“Last week, Cincinnati Police LGBT Liaison Officer Angela Vance was publicly reprimanded by Mayor John Cranley and Cincinnati Police Chief Jeffrey Blackwell for her inner-department newsletter that addressed the recent death of transgender teen Leelah Alcorn.
In the letter, Vance called her fellow officers to discuss the societal systems that influence transgender violence – specifically what can come from accepting vs. non-accepting religious groups. Of the 1,000 officers that receive this newsletter, four complained. This spurred Blackwell and Cranley to publicly apologize, admonishing Vance. Blackwell assured the public he will “review” Vance’s future writings before publication. Cranley speciously reframed Vance’s words as “the government telling people where to worship.” Whatever hints of support may be laced into these criticisms, there is a larger issue here: When even the slightest pressure is on, city officials aren’t up to the test.
Vance did her job, which is to educate her department about systems that impact LGBTQ (lesbian, gay, bisexual, transgender and queer) people in Cincinnati. Vance goes above and beyond to support this city, and I am saddened that in turn, the city does not do the same for her. The emotion displayed in her newsletter is proof of how hard she works to draw attention to LGBTQ needs – a job she was asked to do. Now that she has people’s attention, the reaction further demonstrates the lack of LGBTQ cultural competency among city officials.
I was born and raised in Cincinnati. I am also a transgender person. Cincinnati is a very difficult and dangerous place for transgender, gender non-conforming, and non-heterosexual people to live. I founded an organization that serves transgender people, and even as a provider, I struggle to survive here. I met Vance when she was appointed as the LGBT liaison. Like any strong ally to the transgender community, she immediately reached out to collaborate. In the field, Vance and I meet youth whose stories mirror Leelah Alcorn’s every day. We don’t do this work because we are paid for it (which we aren’t). We do it because it is our passion, and passion can inspire as well as intimidate. Vance wrote her newsletter with a passion to inspire good deeds among her colleagues, and people got scared.
City officials have discussed transgender rights more in the last year than in all of Cincinnati’s history, but supporting transgender people also requires supporting those who speak up for us. It is not easy to discuss the transgender community when many people still oppose our right to live, let alone our right for civil inclusion. This is why we need people, especially those in power, to speak out. Dr. Martin Luther King Jr. said, “The ultimate measure of a (person) is not where (they) stand in moments of comfort and convenience, but where (they) stand at times of challenge and controversy.” Cranley and Blackwell know that the four offended officers represent a larger anti-LGBTQ population which can, and realistically might, stir controversy. And so, they chose to coddle the feelings of the privileged rather than acknowledge the violence that impacts transgender people every day.

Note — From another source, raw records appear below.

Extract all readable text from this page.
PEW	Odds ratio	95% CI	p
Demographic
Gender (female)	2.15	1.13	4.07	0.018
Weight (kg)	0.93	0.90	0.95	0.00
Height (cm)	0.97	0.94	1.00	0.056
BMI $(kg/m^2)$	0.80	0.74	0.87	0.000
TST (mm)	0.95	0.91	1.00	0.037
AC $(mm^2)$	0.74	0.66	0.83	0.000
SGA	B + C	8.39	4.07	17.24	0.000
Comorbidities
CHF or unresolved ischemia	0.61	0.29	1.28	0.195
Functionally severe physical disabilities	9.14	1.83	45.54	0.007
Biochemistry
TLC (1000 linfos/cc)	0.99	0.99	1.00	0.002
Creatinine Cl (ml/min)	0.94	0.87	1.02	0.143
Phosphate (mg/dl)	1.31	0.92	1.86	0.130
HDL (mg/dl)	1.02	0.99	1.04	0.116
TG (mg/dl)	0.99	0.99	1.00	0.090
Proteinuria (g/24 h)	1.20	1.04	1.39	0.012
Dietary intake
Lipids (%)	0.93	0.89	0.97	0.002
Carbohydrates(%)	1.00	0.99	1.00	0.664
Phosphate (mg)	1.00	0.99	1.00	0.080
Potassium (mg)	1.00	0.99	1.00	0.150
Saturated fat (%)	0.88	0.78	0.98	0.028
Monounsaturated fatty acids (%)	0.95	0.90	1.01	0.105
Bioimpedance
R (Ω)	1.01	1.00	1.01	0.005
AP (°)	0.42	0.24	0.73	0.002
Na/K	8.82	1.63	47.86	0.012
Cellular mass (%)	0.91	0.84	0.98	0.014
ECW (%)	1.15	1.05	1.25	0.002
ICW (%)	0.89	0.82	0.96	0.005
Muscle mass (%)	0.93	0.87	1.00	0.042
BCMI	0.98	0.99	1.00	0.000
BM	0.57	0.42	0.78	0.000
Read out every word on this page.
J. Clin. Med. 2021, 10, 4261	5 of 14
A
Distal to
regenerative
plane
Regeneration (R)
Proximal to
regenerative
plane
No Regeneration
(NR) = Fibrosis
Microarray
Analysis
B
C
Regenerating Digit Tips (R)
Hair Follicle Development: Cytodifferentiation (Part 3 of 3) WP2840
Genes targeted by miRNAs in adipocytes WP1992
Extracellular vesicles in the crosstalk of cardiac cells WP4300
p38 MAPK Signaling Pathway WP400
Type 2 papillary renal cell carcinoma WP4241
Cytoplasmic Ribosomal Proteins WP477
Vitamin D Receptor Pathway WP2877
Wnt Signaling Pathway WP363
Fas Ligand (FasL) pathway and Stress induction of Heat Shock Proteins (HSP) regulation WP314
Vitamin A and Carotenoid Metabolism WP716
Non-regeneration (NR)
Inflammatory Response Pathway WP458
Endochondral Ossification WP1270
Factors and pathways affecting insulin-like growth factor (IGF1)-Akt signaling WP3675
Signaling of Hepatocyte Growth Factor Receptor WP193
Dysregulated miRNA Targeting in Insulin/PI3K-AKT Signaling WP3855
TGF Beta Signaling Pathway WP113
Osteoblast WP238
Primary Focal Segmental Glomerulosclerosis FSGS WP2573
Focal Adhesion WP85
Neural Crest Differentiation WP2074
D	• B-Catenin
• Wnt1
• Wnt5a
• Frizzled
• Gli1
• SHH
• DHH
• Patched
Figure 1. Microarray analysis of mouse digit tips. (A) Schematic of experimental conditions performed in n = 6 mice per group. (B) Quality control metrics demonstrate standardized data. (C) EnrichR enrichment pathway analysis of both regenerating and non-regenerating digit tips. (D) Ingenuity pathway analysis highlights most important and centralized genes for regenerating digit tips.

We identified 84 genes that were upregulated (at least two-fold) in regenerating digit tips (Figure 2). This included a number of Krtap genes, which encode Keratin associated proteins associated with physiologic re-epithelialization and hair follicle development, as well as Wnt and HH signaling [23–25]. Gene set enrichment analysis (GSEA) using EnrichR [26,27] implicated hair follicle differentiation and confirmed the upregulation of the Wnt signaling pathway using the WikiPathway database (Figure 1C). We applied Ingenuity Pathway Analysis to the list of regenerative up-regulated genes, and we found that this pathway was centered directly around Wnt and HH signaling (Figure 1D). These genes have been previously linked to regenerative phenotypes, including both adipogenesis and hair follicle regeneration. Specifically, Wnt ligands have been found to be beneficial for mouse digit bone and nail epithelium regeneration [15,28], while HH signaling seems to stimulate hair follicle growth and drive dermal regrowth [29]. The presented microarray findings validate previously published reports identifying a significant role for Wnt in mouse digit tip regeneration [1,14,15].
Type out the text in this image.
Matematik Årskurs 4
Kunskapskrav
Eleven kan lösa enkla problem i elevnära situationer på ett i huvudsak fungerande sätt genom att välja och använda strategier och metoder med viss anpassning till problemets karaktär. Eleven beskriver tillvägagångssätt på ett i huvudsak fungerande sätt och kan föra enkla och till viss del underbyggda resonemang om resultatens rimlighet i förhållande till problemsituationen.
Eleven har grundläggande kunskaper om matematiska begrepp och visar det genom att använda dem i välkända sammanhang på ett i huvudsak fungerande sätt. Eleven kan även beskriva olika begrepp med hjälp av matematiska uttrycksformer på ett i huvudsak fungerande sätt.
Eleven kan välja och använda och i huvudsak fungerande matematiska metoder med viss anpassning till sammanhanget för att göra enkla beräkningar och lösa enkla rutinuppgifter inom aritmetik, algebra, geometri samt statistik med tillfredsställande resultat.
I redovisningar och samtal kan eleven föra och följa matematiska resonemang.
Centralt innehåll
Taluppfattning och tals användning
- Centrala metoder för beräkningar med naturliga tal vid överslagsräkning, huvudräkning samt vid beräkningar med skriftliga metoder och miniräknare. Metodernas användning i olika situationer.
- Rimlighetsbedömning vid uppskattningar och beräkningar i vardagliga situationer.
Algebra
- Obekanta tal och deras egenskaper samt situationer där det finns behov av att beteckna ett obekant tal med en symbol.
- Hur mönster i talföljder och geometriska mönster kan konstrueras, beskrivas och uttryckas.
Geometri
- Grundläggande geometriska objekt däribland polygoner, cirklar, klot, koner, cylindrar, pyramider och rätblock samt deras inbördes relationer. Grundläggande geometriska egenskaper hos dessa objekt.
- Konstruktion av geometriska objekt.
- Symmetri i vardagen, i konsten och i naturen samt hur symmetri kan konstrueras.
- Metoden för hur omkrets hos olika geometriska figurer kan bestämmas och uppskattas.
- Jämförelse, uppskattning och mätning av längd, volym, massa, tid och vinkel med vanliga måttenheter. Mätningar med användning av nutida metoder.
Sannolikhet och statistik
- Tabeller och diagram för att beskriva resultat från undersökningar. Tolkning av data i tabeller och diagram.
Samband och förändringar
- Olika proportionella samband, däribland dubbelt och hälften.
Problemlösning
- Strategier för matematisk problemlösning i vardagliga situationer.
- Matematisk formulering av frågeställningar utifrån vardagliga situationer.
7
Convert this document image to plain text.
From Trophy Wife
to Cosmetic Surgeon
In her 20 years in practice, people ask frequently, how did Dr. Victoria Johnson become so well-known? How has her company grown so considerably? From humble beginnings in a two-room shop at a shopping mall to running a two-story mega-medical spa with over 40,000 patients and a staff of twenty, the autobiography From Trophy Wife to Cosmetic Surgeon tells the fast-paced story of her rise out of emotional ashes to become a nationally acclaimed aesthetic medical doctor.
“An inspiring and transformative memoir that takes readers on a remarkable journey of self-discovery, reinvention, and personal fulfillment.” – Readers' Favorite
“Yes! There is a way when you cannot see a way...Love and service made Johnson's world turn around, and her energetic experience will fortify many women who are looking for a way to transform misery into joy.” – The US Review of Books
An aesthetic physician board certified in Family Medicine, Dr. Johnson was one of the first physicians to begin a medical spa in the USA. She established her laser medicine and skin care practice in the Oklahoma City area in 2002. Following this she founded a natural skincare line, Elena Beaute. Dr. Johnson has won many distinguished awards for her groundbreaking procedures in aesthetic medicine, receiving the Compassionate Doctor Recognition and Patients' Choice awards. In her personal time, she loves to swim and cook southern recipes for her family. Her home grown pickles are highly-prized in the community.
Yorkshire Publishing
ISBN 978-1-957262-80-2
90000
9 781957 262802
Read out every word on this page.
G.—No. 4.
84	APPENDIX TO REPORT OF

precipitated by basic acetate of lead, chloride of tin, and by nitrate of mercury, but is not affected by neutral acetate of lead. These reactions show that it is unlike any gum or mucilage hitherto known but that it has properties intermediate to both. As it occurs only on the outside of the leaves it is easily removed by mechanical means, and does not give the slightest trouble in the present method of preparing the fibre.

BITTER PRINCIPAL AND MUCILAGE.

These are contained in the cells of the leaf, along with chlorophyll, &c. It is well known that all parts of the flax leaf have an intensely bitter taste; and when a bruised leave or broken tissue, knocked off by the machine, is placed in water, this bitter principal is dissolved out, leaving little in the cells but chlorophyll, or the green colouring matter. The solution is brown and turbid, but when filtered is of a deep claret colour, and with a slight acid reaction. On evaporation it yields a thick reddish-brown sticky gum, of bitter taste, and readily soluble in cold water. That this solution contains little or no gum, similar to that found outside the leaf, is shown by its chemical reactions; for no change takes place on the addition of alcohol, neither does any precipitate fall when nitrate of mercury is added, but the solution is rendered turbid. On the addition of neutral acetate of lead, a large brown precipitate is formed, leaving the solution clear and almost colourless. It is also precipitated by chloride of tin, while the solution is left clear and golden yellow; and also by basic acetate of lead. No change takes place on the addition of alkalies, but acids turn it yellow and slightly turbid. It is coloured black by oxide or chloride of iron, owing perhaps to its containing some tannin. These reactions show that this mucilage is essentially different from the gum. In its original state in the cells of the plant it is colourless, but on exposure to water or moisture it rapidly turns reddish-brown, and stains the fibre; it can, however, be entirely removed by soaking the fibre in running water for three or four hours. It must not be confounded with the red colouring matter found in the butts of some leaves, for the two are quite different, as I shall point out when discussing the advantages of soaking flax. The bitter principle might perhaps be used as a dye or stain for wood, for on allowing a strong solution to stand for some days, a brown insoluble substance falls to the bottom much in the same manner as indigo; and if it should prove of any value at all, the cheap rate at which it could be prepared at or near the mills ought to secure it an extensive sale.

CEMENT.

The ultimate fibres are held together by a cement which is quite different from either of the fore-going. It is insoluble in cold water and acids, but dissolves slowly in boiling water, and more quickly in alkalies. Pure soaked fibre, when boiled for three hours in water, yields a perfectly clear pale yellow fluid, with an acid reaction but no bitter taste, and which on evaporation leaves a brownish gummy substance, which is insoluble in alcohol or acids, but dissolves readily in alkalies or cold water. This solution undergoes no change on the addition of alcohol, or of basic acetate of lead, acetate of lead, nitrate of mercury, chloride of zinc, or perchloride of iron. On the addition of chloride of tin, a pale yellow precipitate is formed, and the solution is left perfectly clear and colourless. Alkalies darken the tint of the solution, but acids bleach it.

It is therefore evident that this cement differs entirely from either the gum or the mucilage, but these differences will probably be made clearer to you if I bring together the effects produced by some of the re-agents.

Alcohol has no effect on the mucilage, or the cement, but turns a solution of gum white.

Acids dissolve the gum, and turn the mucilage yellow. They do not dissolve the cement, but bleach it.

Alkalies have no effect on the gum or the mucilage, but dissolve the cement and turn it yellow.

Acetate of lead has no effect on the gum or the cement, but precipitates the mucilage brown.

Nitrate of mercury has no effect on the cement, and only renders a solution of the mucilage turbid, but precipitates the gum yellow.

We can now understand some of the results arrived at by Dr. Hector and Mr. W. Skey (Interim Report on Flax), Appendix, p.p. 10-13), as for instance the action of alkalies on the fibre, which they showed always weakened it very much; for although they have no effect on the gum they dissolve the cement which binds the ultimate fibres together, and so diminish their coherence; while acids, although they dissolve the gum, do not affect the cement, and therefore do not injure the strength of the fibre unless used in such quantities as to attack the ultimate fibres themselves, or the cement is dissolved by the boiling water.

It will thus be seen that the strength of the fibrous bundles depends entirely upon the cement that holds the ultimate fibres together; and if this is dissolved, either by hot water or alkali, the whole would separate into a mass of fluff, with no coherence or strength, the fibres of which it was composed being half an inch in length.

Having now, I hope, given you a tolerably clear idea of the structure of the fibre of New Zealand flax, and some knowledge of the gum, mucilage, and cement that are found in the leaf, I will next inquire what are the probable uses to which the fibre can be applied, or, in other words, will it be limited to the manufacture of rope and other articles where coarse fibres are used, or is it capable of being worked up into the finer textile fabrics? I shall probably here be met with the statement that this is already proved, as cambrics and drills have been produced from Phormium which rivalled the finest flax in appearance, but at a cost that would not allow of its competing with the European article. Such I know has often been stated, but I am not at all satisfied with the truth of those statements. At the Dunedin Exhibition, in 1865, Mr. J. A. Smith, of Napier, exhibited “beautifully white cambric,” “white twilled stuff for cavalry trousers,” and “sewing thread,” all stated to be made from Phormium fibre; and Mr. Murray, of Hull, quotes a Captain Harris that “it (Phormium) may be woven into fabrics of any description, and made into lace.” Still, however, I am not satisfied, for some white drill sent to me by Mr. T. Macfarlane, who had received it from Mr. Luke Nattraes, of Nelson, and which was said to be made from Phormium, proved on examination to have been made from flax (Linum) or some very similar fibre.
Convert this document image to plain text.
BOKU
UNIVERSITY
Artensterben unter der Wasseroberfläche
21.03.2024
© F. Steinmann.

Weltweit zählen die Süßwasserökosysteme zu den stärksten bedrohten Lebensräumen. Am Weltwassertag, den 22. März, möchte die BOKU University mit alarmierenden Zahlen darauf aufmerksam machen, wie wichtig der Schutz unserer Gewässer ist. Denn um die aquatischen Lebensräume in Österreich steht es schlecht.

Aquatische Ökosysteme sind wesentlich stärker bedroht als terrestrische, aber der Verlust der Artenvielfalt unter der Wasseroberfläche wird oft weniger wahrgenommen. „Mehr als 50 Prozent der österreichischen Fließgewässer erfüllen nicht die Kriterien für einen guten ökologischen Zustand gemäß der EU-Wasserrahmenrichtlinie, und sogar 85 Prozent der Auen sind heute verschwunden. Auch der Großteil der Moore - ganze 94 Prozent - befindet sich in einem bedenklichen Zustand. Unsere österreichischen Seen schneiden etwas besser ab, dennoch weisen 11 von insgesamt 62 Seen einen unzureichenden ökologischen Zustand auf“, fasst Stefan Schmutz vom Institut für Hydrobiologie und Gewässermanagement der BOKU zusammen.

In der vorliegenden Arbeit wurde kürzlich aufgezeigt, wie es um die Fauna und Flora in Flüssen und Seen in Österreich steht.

To stop violence, we must discuss how it is manifested as well as what role we may play in its progression. Rather than discipline Vance for starting the conversation, we must urge the city to continue it. We must call for dialogue, education, and acceptance among police officers and city workers. City Hall and Cincinnati Police must work with LGBTQ people to combat oppression. Vance is doing her part to create change. It is time for city officials to follow suit.”